Cranach et son temps
Pour ceux qui le peuvent, ne manquez pas l’exposition Cranach et son temps, qui se tient au Musée du Luxembourg jusqu’au 23 mai.
Cranach (1472-1553) est un peintre majeur de la Renaissance germanique, impliqué dans les débats politiques et religieux de son époque. Il a également créé un atelier, repris ensuite par son fils, qui a produit beaucoup d’œuvres grâce à des procédés de copies et de reproduction.
J’avais vu peu de ses peintures, et gardé en mémoire surtout un tableau représentant Adam et Eve, à la Courtauld Gallery, de Londres : beauté d’Eve, diaphane et sensuelle en même temps, dans un décor symbolique et plein d’esprit. On en retrouve plusieurs au musée du Luxembourg, ainsi que beaucoup de sujets religieux dont l’impact idéologique est très bien expliqué par l’audio-guide : Cranach peignait aussi pour illustrer ou appuyer les thèses de Luther, choisissant des sujets soutenant la Réforme. Un activisme politique pouvait également s’exprimer par ce canal : le thème du suicide de Lucrèce, par exemple, était une allusion directe à la chute d’un tyran (Tarquin), et marquait par là une résistance au pouvoir en place et aux pressions vaticanes.

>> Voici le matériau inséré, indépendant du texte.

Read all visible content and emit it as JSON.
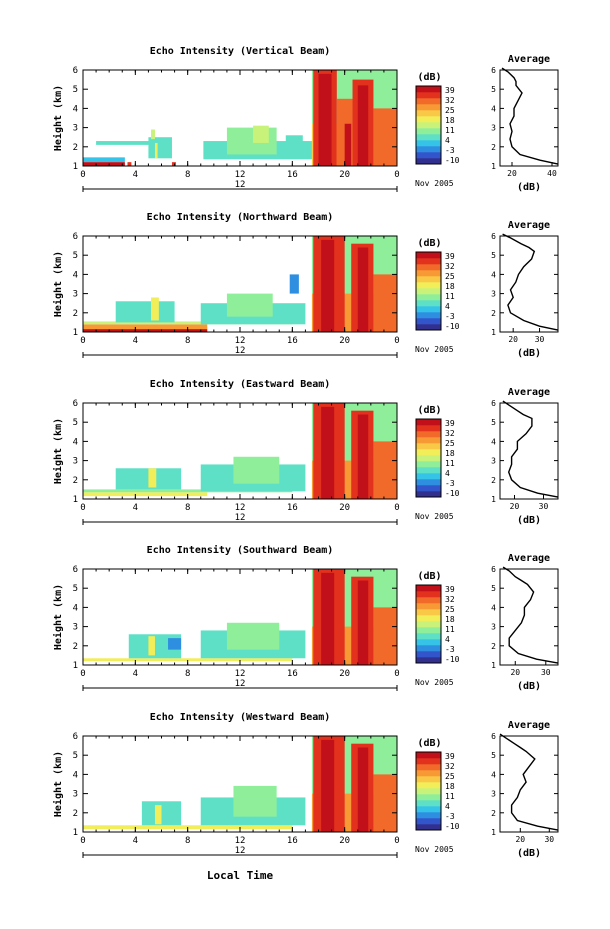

Toute cette mise en contexte anime la peinture de Cranach, exempte de tout académisme poussiéreux. Les visages, les postures sont pleins de vie, presque naturels. Les portraits sont singuliers, et révèlent non seulement un statut social mais aussi une personne, que l'on caresse du regard. Plusieurs fois des travaux d’autres artistes, notamment Dürer sont exposés, permettant de les comparer. Des scènes de genre y trouvent aussi leur place.
Ses oeuvres semblent engager un dialogue avec le spectateur, jouant sur les conventions de l'époque. Prenons par exemple la "Nymphe de la Source", variation sur une scène mythologique où figurent normalement des satyres. Or ici la jeune fille est en plan très resserré et point de satyre visible - mais ne sont-ils pas les spectateurs qui font cercle? L'érotisme du sujet se réverbère en message moralisateur.
Les nus féminins sont surprenants – je me demande comment cette tendresse de la chair, ces invitations à l’amour, pudiques et paradoxalement chastes, étaient ressenties à l’époque. Il s’agissait de représenter les vertus, la justice par exemple, mais dans une incarnation si troublante que l’on se demande si le peintre protestant n’a pas retrouvé un peu d’hypocrisie catholique pour l’occasion.